US: Democrat plan crashes, says Trump as Supreme Court restores his ballot eligibility

The decision applies to ballots in all states

Donald Trump sc ruling on ballot eligibility Donald Trump | AP

After the Supreme Court ruling on the Colorado ballot disqualification case, former United States President Donald Trump said that it was a "BIG WIN FOR AMERICA!!!".

While posting on Truth Social, Trump said the Democrat plan to erase his name crashed and burned.

"The unhinged Democrat plan to ERASE MY NAME crashed & burned, but our fight to MAKE AMERICA GREAT AGAIN is far from over," the email read.

The court ruled that the power resides with Congress to invoke a post-Civil War constitutional provision to keep presidential candidates from appearing on ballots.

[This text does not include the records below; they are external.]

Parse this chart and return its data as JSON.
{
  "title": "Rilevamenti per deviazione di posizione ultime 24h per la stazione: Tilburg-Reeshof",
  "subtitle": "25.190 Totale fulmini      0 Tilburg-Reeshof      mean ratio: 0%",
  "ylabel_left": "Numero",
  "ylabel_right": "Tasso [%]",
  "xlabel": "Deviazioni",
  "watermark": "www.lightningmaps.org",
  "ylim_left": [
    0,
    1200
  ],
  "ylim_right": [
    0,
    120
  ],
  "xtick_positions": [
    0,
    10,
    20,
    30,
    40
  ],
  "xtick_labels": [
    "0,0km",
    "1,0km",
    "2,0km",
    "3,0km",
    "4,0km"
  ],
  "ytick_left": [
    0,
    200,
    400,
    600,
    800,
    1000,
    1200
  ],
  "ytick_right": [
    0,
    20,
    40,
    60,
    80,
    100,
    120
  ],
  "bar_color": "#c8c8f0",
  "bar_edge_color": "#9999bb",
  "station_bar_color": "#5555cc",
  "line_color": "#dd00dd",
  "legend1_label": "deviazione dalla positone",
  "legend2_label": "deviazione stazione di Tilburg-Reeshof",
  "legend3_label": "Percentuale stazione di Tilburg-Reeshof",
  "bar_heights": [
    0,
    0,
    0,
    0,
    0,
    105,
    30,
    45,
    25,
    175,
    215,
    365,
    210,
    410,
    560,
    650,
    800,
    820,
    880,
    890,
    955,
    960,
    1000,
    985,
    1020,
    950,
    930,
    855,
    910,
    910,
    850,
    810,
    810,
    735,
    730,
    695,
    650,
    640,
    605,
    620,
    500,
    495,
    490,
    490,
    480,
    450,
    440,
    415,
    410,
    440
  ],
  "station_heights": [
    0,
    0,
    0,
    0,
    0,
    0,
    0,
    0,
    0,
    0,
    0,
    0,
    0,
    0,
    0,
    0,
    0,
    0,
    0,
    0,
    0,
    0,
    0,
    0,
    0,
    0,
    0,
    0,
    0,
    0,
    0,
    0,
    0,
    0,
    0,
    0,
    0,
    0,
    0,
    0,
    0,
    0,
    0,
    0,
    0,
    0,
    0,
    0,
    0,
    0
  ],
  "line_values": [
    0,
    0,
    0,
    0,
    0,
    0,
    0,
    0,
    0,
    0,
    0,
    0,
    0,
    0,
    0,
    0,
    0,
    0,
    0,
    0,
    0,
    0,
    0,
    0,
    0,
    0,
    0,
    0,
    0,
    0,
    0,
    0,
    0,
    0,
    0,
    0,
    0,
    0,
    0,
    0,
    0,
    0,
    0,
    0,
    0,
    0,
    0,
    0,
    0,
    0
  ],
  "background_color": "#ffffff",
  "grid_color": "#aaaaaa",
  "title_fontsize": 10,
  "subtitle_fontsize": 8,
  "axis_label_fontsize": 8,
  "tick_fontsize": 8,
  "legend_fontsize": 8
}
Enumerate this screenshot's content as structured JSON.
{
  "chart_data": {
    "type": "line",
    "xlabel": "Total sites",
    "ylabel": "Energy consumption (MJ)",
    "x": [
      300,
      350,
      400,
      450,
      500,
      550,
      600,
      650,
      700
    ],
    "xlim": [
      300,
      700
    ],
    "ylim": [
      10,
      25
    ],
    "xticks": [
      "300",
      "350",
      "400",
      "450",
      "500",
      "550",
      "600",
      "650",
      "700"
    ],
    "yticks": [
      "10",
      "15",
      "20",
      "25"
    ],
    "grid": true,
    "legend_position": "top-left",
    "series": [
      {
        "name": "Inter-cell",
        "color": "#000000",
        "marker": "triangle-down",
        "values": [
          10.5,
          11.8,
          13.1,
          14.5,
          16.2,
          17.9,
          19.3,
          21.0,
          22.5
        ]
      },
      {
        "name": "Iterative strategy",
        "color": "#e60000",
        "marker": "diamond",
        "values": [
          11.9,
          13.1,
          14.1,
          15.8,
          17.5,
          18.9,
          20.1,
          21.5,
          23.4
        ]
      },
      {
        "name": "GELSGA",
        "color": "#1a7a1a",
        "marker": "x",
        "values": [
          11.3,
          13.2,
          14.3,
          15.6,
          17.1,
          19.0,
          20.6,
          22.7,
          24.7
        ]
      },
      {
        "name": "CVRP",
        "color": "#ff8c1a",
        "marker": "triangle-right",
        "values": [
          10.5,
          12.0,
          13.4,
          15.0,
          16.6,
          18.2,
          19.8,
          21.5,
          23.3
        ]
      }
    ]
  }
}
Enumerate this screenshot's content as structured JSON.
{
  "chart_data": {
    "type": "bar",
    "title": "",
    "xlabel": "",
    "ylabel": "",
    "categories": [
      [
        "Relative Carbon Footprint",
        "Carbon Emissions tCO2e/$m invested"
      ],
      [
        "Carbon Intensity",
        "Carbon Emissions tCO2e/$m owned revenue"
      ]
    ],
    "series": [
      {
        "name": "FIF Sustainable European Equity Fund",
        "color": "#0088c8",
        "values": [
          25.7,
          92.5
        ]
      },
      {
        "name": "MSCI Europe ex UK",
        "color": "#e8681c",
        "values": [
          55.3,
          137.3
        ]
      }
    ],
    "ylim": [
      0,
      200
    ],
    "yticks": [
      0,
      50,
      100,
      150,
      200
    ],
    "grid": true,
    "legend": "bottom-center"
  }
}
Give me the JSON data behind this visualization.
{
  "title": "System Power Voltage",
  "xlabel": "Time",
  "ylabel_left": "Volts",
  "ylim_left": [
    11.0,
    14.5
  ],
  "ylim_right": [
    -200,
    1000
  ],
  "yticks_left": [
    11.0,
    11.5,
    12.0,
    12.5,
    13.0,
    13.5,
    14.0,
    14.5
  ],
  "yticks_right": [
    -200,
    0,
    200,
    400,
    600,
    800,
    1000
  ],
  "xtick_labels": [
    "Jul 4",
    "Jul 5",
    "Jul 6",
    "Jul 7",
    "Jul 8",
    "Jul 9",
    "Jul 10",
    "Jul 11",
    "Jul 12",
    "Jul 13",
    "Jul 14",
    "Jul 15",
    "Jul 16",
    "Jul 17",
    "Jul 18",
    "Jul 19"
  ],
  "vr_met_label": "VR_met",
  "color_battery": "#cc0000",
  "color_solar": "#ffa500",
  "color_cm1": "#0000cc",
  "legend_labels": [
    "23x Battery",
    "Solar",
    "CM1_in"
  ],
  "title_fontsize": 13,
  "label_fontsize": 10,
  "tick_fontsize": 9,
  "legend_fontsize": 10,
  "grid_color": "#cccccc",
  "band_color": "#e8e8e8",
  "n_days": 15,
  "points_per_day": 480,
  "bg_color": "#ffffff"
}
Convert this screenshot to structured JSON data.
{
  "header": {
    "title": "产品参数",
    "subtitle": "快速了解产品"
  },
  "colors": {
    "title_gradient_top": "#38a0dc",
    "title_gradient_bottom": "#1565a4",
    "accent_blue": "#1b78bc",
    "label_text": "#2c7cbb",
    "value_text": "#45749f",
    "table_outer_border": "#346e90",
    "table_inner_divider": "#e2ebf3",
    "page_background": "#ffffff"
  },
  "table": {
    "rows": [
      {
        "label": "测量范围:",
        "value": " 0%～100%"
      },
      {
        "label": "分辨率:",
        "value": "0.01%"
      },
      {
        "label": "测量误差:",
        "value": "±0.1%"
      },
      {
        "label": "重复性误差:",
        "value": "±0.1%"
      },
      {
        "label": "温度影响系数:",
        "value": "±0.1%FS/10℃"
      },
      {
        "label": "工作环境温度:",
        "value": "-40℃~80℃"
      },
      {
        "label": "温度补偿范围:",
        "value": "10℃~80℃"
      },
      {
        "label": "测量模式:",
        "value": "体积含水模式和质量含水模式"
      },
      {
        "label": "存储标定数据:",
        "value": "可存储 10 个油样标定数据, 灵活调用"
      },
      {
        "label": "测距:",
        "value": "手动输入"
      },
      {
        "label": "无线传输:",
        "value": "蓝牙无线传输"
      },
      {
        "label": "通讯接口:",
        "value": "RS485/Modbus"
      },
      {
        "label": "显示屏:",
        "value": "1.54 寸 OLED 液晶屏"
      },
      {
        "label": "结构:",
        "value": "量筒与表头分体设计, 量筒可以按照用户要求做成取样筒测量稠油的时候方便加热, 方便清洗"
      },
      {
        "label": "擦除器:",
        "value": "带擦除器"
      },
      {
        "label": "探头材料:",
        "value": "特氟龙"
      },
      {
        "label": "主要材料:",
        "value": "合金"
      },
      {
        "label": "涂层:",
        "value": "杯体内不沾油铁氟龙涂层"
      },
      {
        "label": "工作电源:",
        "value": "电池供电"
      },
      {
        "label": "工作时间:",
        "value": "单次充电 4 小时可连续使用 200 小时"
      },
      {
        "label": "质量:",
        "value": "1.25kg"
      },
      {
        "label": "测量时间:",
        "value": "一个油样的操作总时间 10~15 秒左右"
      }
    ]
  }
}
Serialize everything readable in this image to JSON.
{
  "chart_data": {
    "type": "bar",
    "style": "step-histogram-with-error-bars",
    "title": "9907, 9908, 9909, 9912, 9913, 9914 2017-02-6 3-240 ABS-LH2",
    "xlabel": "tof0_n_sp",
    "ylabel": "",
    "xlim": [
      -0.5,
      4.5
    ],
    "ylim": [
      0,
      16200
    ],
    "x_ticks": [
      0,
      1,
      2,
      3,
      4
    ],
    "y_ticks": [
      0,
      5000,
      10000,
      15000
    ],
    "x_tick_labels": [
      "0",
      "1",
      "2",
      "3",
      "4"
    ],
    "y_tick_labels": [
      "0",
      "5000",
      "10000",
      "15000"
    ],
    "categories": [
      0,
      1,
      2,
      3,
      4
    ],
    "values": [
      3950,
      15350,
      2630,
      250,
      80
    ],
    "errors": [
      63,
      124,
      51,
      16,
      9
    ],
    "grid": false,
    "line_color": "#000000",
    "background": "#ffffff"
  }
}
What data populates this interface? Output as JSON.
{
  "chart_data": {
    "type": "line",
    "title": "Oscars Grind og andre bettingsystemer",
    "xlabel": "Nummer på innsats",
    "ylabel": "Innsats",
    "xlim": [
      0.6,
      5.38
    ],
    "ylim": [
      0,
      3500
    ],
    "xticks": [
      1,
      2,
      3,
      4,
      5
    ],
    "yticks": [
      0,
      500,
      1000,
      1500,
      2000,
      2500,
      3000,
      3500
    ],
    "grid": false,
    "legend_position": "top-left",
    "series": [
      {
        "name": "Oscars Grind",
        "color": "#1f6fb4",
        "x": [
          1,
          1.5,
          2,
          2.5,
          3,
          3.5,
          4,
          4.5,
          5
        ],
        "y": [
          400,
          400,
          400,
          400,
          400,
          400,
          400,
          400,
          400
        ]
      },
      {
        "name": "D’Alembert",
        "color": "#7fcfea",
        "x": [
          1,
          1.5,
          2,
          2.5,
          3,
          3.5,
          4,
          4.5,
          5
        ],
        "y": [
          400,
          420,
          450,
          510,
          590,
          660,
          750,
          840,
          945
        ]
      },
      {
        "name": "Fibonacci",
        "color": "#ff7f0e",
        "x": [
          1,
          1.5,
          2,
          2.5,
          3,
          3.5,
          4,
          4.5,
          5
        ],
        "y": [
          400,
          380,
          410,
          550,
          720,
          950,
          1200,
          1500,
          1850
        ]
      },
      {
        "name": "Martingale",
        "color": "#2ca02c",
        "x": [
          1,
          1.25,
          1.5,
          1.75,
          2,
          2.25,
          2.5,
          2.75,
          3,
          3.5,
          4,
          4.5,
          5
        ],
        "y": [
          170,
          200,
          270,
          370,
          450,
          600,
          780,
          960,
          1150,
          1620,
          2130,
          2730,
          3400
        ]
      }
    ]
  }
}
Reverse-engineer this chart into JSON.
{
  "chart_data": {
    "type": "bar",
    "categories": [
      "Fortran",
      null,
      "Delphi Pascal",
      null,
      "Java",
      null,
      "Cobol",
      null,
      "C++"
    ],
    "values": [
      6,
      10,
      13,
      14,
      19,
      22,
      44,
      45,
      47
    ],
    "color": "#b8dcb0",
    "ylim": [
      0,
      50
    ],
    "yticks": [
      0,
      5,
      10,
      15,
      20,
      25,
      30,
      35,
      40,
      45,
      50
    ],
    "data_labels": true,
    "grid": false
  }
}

The 14th Amendment Section 3 bars from office any "officer of the United States" who took an oath "to support the Constitution of the United States" and then "engaged in insurrection or rebellion against the same, or given aid or comfort to the enemies thereof," stated the ruling.

With the recent court ruling, Trump's presidential campaign continues unobstructed as the decision applies to ballots in all states. Colorado, Illinois, Maine and other states will now have to put his name on the ballots.

Based on the 14th Amendment, Trump was barred from the ballot in Maine and Illinois. But it was put on hold pending the Supreme Court's ruling in the Colorado case.

Trump's eligibility had been challenged in court by a group of six voters in Colorado - four Republicans and two independents - who portrayed him as a threat to democracy and sought to hold him accountable for the US Capitol attacks in 2021.

Trump is the frontrunner for the Republican nomination to challenge Democratic President Joe Biden in the upcoming US elections.

On January 6, 2021, Trump’s supporters barged into the Capitol attacking the police and breaking the barricades. Trump gave an incendiary speech to supporters beforehand, repeating his false claims of widespread voting fraud and telling them to go to the Capitol and "fight like hell,” reported Reuters.

In ruling against Trump, Colorado's top court cited the "general atmosphere of political violence that President Trump created" and that he aided "the insurrectionists' common unlawful purpose of preventing the peaceful transfer of power in this country."

The Supreme Court heard arguments on February 8. Trump's lawyer argued that he is not subject to the disqualification language because a president is not an "officer of the United States," that the provision cannot be enforced by courts absent congressional legislation, and that what occurred was shameful, criminal and violent but not an insurrection.